Video zur Bundebahn im Jahr 1958

  • Nicht nur was für Eisenbahn-Romantiker dieser Report. Ein eindrucksvolles Statement gegen die noch heute verbreitete Auffassung, früher bei der Bundesbahn, sei alles besser gewesen. Nichts charakterisiert die Trägheit der damaligen Behörde Bundesbahn besser als die bräsigen Belehrungen des Prof. Oeftering, der anscheinend trotzdem einiges bewegt hat.

  • Ich bin letztens auf eine Fernsehdokumentation aus dem Jahre 1958 (38:45 Minuten lang) gestoßen, in der die damalige Bundesbahn wohlwollend, aber kritisch beäugt wird. Anlass scheint gewesen zu sein, dass 1958 das erste Mal seit dem Bundesbahngesetz von 1952 die Preise erhöht wurden. Der Film versucht, der Frage auf den Grund zu gehen, warum es nötig ist, mehr Geld zu fordern, obwohl doch immer mehr Leute mit der Bahn (sogar in den Urlaub, man stelle sich das vor!) fahren und auch der Güterverkehr brummt.
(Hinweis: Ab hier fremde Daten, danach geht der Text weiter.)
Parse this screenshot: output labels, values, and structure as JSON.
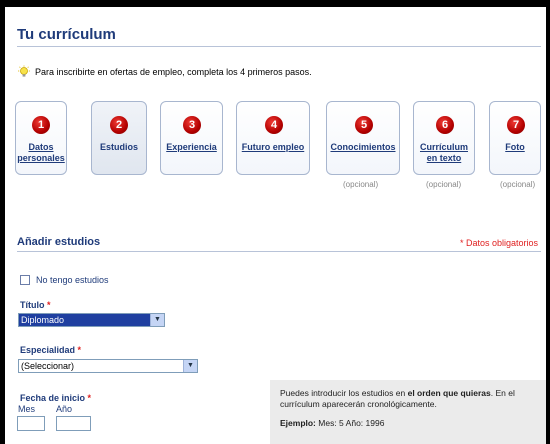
{
  "page": {
    "title": "Tu currículum",
    "hint_text": "Para inscribirte en ofertas de empleo,",
    "hint_rest": "completa los 4 primeros pasos."
  },
  "steps": [
    {
      "number": "1",
      "label_line1": "Datos",
      "label_line2": "personales",
      "optional": ""
    },
    {
      "number": "2",
      "label_line1": "Estudios",
      "label_line2": "",
      "optional": ""
    },
    {
      "number": "3",
      "label_line1": "Experiencia",
      "label_line2": "",
      "optional": ""
    },
    {
      "number": "4",
      "label_line1": "Futuro empleo",
      "label_line2": "",
      "optional": ""
    },
    {
      "number": "5",
      "label_line1": "Conocimientos",
      "label_line2": "",
      "optional": "(opcional)"
    },
    {
      "number": "6",
      "label_line1": "Currículum",
      "label_line2": "en texto",
      "optional": "(opcional)"
    },
    {
      "number": "7",
      "label_line1": "Foto",
      "label_line2": "",
      "optional": "(opcional)"
    }
  ],
  "form": {
    "section_title": "Añadir estudios",
    "required_note": "* Datos obligatorios",
    "no_studies_label": "No tengo estudios",
    "titulo_label": "Título",
    "titulo_value": "Diplomado",
    "especialidad_label": "Especialidad",
    "especialidad_value": "(Seleccionar)",
    "fecha_label": "Fecha de inicio",
    "mes_label": "Mes",
    "ano_label": "Año",
    "required_mark": "*"
  },
  "info": {
    "line1_a": "Puedes introducir los estudios en",
    "line1_b": "el orden que quieras",
    "line1_c": ". En el",
    "line2": "currículum aparecerán cronológicamente.",
    "example_label": "Ejemplo:",
    "example_text": "Mes: 5  Año: 1996"
  },
  "colors": {
    "title": "#1f3b7a",
    "required": "#e02020",
    "badge": "#c80000",
    "selected_select": "#1f3fa0"
  },
  "icons": {
    "hint": "lightbulb-icon",
    "dropdown": "chevron-down-icon"
  }
}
    Dabei wird einerseits die „vollkommen veraltete Technik“ gegeißelt, etwa handbetriebene Schranken am rechten Rheinufer, oder Schraubenkupplungen (obwohl des doch längst automatische Kupplungen gibt), mechanische Stellwerke, Petroleumleuchten, und natürlich das Problem, dass die Dampfloks einfach nicht kaputt gehen und daher nicht so einfach ersetzt werden können. Es wird gefragt, ob sich dieses 120 Jahre alte System nicht unsinnigerweise einer Modernisierung widersetzt.


    Der Film ist dabei schon aus cineastischer Sicht sehr interessant: man sieht erstmal 110 Sekunden lang Züge fahren, bevor der Text losgeht, und vieles wird wiederholt. Wirklich irrsinnig wirkt das Interview mit dem damaligen Chef der Bundesbahn. Was man heute wohl „pacing“ nennt, war damals noch mehr Fremdwort als heute.


    Davon abgesehen wirft der Film einige volkswirtschaftliche Fragen auf, über die wir heute noch, auch hier im Forum, gerne diskutieren, nur typischerweise aus der anderen Perspektive. Braucht die Bahn wirklich so viele Mitarbeiter? Soll die Bahn wirklich auch die Strecken und Bahnhöfe anfahren, an denen kaum jemand einsteigt? Soll die Bahn denn auf Teufel komm raus bei jedem Wetter funktionieren müssen, und welchen Aufwand soll man dazu betreiben? Muss die Bahn Gewinn machen? Soll die Bahn für alle da sein und „Sozialtarife“ (ich glaube, das meint in diesem Zusammenhang Auszubildendentarife und Zeitkarten) bereitstellen?

  • Der Film hat relativ am Anfang erst mal ein Fake: "Die Deutsche Bundesbahn ist das grösste Transportunternehmen der Welt"... (Minute 3:12)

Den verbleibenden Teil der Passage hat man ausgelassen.